A coleta de dados foi realizada no período de maio a junho de 2018. Os estudantes foram abordados em sala de reunião dos locais de estágio em dias e horários previamente determinados pela coordenação do curso e supervisão de estágio. A pesquisadora principal e responsável pela coleta de dados explicou os objetivos da pesquisa. Aqueles que concordaram em participar receberam o Termo de Consentimento Livre e Esclarecido (TCLE) e, após assinarem em duas vias, devolveram uma via para a pesquisadora principal. Em seguida, foram fornecidas orientações sobre os quatro instrumentos autoaplicados. O tempo médio de resposta foi de aproximadamente 20 minutos. Após responderem, os estudantes devolveram os instrumentos preenchidos para a pesquisadora principal, que permaneceu todo o tempo no local da coleta de dados.

Foi utilizado um questionário para a caracterização sociodemográfica, hábitos de vida e condições laborais. Para a avaliação dos fatores de estresse psicológico, foi aplicada a Escala para Avaliação de Estresse em Estudantes de Enfermagem (AEEE), desenvolvida e validada no Brasil. Esta é composta por 30 itens apresentados em escala Likert com quatro pontos, sendo: zero (0) para “não vivencio a situação”; um (1) para “não me sinto estressado com a situação”; dois (2) para “me sinto pouco estressado com a situação” e três (3) para “me sinto muito estressado com a situação”. Esses itens são agrupados em seis domínios que representam estressores do contexto acadêmico, sendo: D1 - Realização das Atividades Práticas (RAP); D2 - Comunicação Profissional (CP); D3 - Gerenciamento do Tempo (GT); D4 - Ambiente (A); D5 - Formação Profissional (FP) e D6 - Atividade Teórica (AT).

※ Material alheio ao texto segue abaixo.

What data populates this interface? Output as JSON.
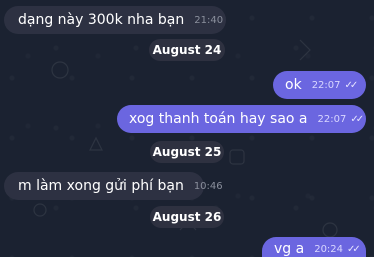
{
  "messages": [
    {
      "text": "dạng này 300k nha bạn",
      "time": "21:40",
      "direction": "in"
    },
    {
      "text": "ok",
      "time": "22:07",
      "direction": "out",
      "read": true
    },
    {
      "text": "xog thanh toán hay sao a",
      "time": "22:07",
      "direction": "out",
      "read": true
    },
    {
      "text": "m làm xong gửi phí bạn",
      "time": "10:46",
      "direction": "in"
    },
    {
      "text": "vg a",
      "time": "20:24",
      "direction": "out",
      "read": true
    }
  ],
  "dates": [
    "August 24",
    "August 25",
    "August 26"
  ],
  "icons": {
    "read_receipt": "double-check-icon"
  },
  "colors": {
    "background": "#1b2231",
    "incoming_bubble": "#2d3142",
    "outgoing_bubble": "#6b66e0",
    "date_pill": "#2e3140"
  }
}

O resultado da avaliação dos fatores de estresse considera a classificação da intensidade e a porcentagem correspondente de pontuação em cada domínio. Quanto maior a pontuação, maior a exposição, indicando a predominância de domínio de maior pontuação, ou seja: os itens pertencentes a este domínio têm maior significado de estresse(17).

Para os dados sobre o sono, foi utilizado o Índice de Qualidade de Sono de Pittsburgh (PSQI) validado no Brasil. É um questionário que avalia a qualidade subjetiva do sono no período de um mês anteriormente à data de sua aplicação. Contém dez questões autoadministradas e agrupadas em sete componentes: 1. Qualidade subjetiva do sono; 2. Latência do sono; 3. Duração do sono; 4. Eficiência habitual do sono; 5. Transtornos do sono; 6. Uso de medicamentos para dormir e 7. Disfunção diurna. A pontuação de cada componente varia de zero a três pontos e a pontuação global pode variar de zero a 21 pontos. Quanto mais elevado o valor obtido, pior a avaliação da qualidade do sono, sendo que o escore global de cinco pontos constitui o ponto de corte que permite distinguir entre sujeitos com má qualidade do sono e distúrbios do sono e aqueles com sono de boa qualidade(18).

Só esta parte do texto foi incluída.